This Week’s Bits & Bytes
This week’s tasty tidbits from the business and technology front, as well as other recommended links:
- Newspapers and Thinking the Unthinkable — An obituary for the newspaper industry, by the indispensable Clay Shirky. It’s especially relevant this week as the Seattle PI’s print edition passes away…
- Finally, A Use for Twitter — Shaq uses Twitter. Yes, that Shaq. So what happens when Shaq tweets his location at a local diner, and some fans go to see if it’s really him?
- Will the iPhone Remain The Fairest of Them All? — Apple announced that the iPhone 3.0 operating system will soon be available, with over 100 new features. Is it enough to keep it atop the mobile handset market?

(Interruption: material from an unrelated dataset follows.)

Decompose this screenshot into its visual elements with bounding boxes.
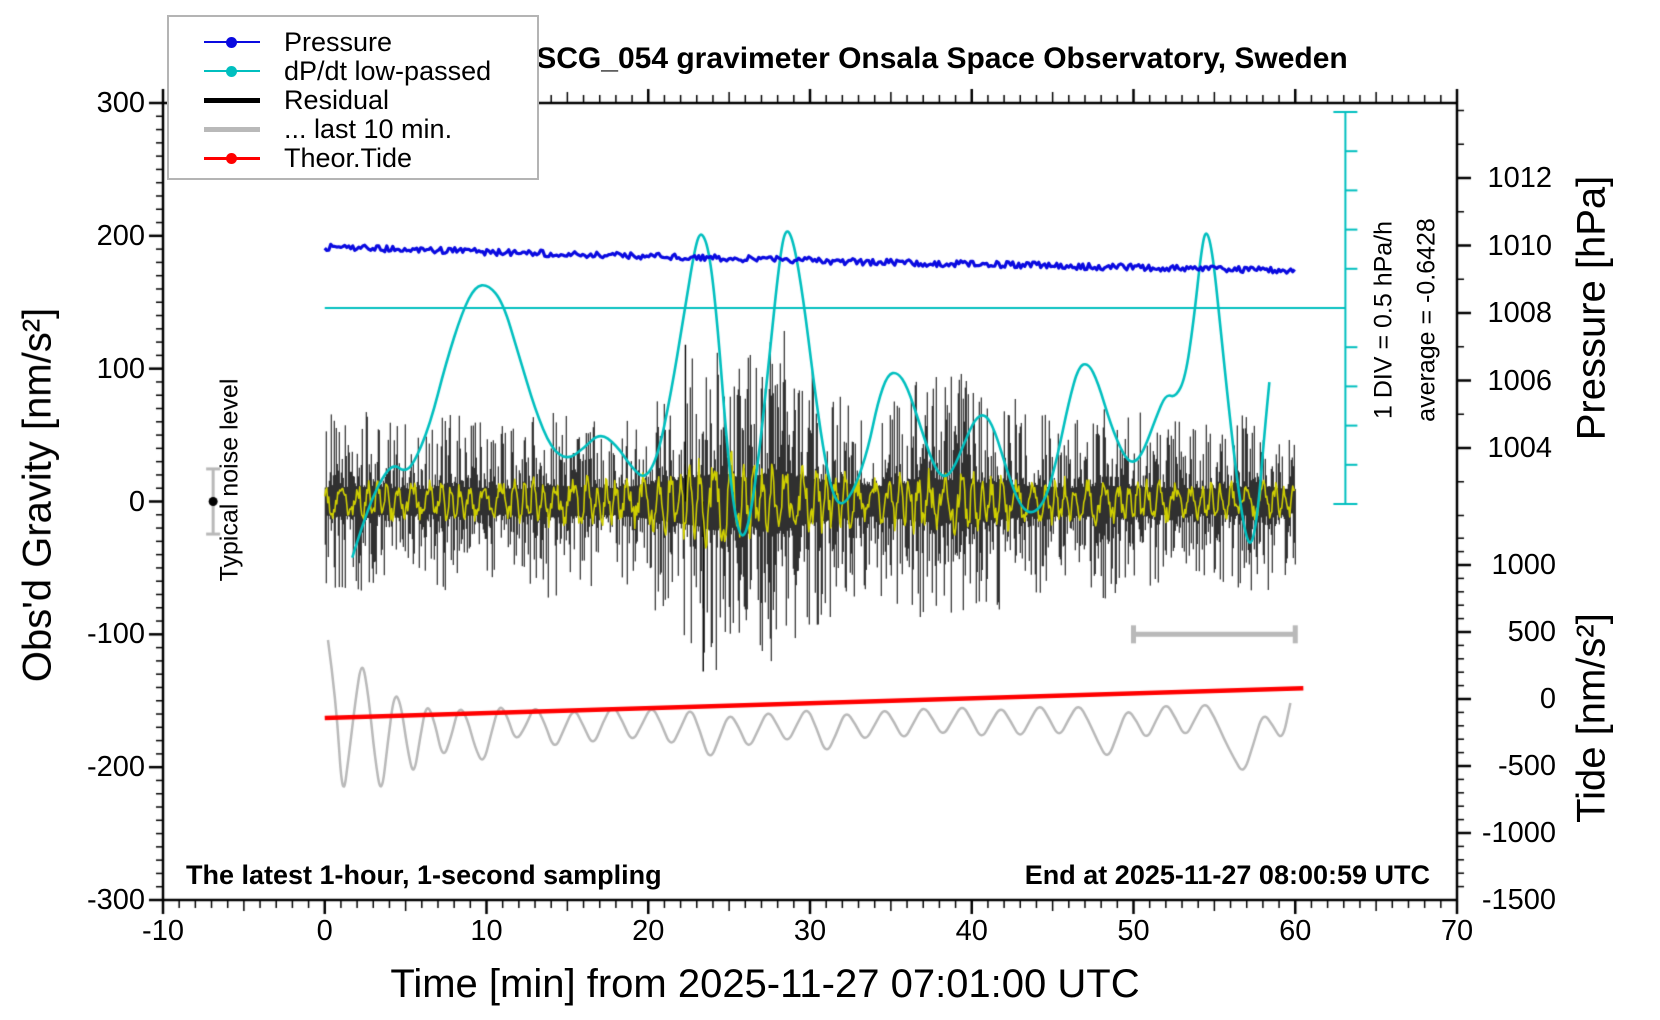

- Wall Street on the Tundra — If you read only one long article about the financial crisis in Iceland—and how can you not?—this gem by Michael Lewis is wonderful. Like everything by Lewis, it’s equal parts informative, shocking, and funny.
- Android App Scans DVD Bar Codes, Starts BitTorrent Download — I predict that this application will be popular for exactly one day, at which point it will be sued into orbit. Still, it’s a neat demonstration of coming mobile technology.
- First Principles of Interaction Design — A great usability overview for software developers, for both traditional and web-based programs.
- Worst designed logos — Some of these are inappropriate, to say the least (unless you take them as originally intended!).